10. He had secretly made full drawings of the fortifications and forwarded them, or by escaping carried them to the Federal leaders. He was a well-educated, athletic, handsome young man, and was said to have been a nephew or relative of John Brown. On the morning appointed for his execution I visited him early, and, after conversing and praying with him, proposed to introduce one of the United States chaplains, of whom several were then in Libby prison, to be with him in his last hours. I obtained permission and authority from General Winder and brought to his cell one of those chaplains. I remained in the hall to bid him farewell, and when I took his hand he said to me: ‘You have been very kind to me, and I thank you for it. I have only one more request to make of any man on earth, and that is that you will go with me, pray for me at the scaffold, and stay with me to the last.’ I was surprised and very reluctant to witness a scene so horrible, but of course could not refuse the wish of a dying man. The Federal chaplain was returned to his quarters, and I rode with him in a carriage to the Fair Grounds, the place of execution. He talked with me quite calmly, charged me with some messages to his family, begged me to accept a ring which he took from his finger; said he did not feel as though he was to be executed for any mean or disgraceful crime; that he was trying to serve his country at the suggestion of his officers, and knew well the danger to which he had exposed himself, and was prepared to meet it. He was as brave a man as I ever met, and with perfect self-possession mounted the scaffold, and, glancing at the rope and the distance to the ground, quietly said to the marshal, who was fastening the cord to the cross-beam: ‘Please make the fall longer!’ I trembled more than he did, and so did many brave hearts among his guards when the drop fell.
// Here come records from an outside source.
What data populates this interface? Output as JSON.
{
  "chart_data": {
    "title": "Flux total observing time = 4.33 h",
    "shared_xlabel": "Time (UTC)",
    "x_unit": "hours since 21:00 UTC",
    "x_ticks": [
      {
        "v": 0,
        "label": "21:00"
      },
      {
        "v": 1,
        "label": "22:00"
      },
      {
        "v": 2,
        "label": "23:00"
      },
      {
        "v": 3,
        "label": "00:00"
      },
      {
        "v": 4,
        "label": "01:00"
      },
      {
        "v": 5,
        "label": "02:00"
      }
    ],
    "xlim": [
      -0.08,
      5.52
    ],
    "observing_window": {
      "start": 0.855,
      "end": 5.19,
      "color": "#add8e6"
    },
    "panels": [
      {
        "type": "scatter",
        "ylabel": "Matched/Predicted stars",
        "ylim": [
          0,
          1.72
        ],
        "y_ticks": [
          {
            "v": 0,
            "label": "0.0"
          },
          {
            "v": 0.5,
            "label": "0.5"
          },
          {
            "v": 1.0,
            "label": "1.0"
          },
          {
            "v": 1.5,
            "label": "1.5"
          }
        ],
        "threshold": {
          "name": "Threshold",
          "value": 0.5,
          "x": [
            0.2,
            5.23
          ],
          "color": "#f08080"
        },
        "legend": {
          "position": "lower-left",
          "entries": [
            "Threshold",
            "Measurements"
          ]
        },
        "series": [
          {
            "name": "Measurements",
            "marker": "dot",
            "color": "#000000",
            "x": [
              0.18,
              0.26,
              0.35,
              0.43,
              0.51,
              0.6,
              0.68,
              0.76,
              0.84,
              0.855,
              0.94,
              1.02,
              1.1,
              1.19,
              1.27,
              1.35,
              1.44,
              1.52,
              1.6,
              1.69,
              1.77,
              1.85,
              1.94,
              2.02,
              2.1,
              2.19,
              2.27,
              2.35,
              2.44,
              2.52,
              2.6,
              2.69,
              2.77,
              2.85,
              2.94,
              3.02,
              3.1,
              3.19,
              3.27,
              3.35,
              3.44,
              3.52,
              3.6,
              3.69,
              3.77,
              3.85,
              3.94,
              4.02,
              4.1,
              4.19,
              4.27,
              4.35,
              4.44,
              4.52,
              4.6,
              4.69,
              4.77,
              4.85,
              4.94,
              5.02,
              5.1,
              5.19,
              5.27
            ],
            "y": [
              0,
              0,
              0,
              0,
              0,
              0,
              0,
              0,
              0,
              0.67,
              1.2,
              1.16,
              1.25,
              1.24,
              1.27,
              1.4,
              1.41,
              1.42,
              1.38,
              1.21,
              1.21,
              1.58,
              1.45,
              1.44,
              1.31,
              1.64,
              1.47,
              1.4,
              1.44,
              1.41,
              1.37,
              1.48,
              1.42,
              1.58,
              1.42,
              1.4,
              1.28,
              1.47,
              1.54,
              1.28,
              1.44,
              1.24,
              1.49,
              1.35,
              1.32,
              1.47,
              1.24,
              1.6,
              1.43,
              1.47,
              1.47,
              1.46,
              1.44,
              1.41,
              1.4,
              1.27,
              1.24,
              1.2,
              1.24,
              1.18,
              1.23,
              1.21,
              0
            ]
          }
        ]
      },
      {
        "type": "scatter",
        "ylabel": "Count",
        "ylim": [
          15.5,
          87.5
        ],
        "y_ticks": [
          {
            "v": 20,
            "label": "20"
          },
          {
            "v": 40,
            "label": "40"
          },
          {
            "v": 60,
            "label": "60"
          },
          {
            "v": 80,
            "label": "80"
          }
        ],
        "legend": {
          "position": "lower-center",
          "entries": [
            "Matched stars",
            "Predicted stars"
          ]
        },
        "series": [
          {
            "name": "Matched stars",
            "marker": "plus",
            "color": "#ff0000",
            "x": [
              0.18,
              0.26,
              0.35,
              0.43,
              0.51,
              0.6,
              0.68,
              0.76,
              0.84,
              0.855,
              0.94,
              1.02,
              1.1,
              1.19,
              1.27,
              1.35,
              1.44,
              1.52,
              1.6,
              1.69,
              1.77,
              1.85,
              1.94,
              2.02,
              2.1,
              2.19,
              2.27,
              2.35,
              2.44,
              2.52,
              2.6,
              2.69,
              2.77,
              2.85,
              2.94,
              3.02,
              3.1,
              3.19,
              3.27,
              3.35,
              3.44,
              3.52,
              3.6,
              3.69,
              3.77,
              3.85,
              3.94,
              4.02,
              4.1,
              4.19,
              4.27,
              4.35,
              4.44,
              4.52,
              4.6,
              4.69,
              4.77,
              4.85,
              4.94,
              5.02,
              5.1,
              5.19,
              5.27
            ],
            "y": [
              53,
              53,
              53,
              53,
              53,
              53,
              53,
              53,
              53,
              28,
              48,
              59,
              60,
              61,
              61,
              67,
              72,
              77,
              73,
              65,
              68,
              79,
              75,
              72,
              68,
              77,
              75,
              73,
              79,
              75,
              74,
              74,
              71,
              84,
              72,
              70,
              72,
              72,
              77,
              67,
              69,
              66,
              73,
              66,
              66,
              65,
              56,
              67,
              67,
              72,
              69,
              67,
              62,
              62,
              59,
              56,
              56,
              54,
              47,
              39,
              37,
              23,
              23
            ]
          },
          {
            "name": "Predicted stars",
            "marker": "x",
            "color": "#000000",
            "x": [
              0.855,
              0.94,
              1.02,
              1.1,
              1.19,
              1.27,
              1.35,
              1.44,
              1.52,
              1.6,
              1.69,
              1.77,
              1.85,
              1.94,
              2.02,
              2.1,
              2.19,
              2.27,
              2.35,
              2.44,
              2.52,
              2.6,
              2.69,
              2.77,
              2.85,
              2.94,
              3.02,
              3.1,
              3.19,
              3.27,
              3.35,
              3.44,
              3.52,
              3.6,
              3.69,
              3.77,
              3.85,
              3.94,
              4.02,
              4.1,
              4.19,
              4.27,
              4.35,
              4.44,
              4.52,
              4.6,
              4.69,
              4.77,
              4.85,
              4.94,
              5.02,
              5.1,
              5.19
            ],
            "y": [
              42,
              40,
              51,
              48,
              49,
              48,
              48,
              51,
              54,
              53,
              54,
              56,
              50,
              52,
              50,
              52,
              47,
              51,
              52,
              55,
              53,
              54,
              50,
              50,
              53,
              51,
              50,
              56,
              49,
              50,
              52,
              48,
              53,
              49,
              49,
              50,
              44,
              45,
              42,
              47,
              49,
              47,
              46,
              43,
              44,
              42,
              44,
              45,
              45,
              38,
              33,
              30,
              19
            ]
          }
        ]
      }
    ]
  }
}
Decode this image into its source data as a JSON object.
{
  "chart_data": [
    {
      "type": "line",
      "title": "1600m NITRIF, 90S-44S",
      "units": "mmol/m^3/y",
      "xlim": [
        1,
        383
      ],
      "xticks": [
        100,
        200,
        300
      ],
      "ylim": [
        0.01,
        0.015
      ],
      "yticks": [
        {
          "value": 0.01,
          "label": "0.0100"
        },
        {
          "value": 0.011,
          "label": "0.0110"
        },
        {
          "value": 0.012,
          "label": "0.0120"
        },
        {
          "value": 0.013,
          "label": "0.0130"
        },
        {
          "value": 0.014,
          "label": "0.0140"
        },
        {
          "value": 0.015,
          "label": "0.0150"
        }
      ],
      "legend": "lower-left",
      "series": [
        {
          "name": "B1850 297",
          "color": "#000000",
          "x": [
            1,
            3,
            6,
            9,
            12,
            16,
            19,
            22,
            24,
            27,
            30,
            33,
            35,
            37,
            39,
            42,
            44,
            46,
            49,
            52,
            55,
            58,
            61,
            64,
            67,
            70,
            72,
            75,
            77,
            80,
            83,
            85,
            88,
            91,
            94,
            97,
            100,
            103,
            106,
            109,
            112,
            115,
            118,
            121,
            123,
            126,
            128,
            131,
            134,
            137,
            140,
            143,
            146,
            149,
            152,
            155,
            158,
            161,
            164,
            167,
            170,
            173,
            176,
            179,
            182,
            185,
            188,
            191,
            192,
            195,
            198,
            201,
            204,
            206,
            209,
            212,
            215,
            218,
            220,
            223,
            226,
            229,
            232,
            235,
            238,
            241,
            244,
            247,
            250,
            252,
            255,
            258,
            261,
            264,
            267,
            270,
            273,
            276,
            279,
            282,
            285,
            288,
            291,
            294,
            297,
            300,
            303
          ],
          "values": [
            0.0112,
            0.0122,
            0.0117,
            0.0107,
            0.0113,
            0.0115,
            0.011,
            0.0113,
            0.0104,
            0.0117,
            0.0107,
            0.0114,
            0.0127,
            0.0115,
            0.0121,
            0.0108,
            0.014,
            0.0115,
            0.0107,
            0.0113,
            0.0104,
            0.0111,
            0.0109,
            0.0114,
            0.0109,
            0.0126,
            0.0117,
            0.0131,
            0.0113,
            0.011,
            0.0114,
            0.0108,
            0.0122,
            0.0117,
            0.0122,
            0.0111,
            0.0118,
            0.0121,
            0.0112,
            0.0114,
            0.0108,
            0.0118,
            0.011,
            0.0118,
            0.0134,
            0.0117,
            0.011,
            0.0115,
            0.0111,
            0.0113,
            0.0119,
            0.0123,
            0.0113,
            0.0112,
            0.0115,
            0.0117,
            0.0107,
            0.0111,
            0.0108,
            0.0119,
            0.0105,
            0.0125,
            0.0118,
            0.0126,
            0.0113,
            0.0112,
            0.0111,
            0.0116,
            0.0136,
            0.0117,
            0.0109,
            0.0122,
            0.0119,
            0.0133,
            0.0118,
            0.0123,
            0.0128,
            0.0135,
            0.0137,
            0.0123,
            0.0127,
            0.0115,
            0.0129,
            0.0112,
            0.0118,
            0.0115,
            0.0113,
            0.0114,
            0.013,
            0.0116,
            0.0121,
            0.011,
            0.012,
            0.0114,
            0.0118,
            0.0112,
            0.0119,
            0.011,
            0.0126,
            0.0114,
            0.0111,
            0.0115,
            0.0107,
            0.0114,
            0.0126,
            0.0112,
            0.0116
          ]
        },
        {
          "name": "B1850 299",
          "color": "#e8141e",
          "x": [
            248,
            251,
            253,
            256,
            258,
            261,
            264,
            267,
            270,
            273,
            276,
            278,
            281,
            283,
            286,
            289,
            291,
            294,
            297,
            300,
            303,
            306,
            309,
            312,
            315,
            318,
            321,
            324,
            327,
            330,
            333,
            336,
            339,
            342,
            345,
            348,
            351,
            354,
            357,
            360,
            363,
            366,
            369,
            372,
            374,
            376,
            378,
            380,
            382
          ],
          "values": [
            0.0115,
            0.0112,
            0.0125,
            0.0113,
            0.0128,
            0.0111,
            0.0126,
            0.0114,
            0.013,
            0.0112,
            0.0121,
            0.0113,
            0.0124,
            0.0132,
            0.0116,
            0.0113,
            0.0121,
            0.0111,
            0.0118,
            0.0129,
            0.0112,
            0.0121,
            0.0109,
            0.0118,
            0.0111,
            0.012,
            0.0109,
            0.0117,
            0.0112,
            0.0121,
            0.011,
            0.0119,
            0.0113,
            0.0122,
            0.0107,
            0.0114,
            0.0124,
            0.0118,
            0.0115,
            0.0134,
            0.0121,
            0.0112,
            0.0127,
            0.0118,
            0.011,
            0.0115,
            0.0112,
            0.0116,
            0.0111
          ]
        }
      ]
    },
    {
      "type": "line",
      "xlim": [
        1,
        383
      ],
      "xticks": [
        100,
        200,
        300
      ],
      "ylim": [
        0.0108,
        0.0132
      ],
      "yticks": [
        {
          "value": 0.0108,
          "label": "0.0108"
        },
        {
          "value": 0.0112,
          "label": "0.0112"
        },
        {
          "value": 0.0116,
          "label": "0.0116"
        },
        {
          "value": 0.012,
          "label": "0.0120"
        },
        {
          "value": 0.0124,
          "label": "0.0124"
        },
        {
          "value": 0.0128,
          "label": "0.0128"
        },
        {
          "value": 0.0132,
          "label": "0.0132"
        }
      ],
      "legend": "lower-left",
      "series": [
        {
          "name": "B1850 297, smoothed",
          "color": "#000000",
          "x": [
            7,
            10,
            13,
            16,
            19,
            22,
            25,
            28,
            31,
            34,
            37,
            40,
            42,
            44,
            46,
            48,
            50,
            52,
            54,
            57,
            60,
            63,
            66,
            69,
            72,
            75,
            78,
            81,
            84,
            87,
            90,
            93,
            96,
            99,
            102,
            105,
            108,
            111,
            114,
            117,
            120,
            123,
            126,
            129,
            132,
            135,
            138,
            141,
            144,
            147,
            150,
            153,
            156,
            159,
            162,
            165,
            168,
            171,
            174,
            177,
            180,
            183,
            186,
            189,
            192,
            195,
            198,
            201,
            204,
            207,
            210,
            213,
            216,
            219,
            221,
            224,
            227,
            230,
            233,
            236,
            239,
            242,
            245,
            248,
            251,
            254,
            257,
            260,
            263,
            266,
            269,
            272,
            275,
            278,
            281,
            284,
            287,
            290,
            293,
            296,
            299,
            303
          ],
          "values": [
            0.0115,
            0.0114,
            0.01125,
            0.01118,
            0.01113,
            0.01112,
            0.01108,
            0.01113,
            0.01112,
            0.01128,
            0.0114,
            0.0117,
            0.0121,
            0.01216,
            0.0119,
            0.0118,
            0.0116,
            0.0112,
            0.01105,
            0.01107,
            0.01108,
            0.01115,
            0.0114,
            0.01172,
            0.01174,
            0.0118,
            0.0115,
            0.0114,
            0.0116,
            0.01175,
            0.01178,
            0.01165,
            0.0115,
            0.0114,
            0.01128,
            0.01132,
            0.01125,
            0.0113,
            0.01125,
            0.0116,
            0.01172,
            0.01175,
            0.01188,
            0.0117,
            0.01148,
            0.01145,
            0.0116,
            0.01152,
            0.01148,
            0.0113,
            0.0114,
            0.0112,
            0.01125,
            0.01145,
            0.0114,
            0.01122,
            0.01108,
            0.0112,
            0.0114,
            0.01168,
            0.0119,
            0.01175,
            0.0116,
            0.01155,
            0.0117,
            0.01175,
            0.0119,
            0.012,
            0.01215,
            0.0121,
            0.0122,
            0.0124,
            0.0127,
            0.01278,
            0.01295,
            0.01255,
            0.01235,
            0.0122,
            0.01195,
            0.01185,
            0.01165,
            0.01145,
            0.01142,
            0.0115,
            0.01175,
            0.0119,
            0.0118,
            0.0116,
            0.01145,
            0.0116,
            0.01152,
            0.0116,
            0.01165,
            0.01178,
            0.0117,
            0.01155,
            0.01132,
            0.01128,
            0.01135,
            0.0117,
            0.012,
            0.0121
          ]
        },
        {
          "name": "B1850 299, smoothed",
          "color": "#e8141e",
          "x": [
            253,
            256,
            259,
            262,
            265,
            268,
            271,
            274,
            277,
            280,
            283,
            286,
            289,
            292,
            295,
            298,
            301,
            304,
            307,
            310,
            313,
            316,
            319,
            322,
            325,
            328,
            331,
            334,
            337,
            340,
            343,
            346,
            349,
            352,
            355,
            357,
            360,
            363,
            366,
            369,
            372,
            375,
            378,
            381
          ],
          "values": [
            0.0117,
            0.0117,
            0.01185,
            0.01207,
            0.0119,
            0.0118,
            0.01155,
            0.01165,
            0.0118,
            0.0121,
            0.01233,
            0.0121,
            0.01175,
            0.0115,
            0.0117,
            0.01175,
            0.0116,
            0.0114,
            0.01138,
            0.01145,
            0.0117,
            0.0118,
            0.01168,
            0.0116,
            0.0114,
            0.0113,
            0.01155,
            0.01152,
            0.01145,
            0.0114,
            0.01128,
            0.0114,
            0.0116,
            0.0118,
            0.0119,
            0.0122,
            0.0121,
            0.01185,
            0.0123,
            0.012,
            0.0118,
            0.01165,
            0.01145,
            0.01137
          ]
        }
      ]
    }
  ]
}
These are a few of the memories photographed upon my brain in connection with my experiences in Libby Prison which will obtrude themselves, unwelcome as nightmare visions, in some of my brooding hours. And now fresh from Thanksgiving festivities, can we not all join hearts in the poet's benignant invocation: Blow, bugles of battle, the marches of peace;
East, West, North and South let the long quarrel cease;
Sing the song of great joy that the angels began;
Sing of glory to God and of good will to man!
Hark! joining in chorus,
The heavens bend o'er us!
The dark night is ending and dawn has begun.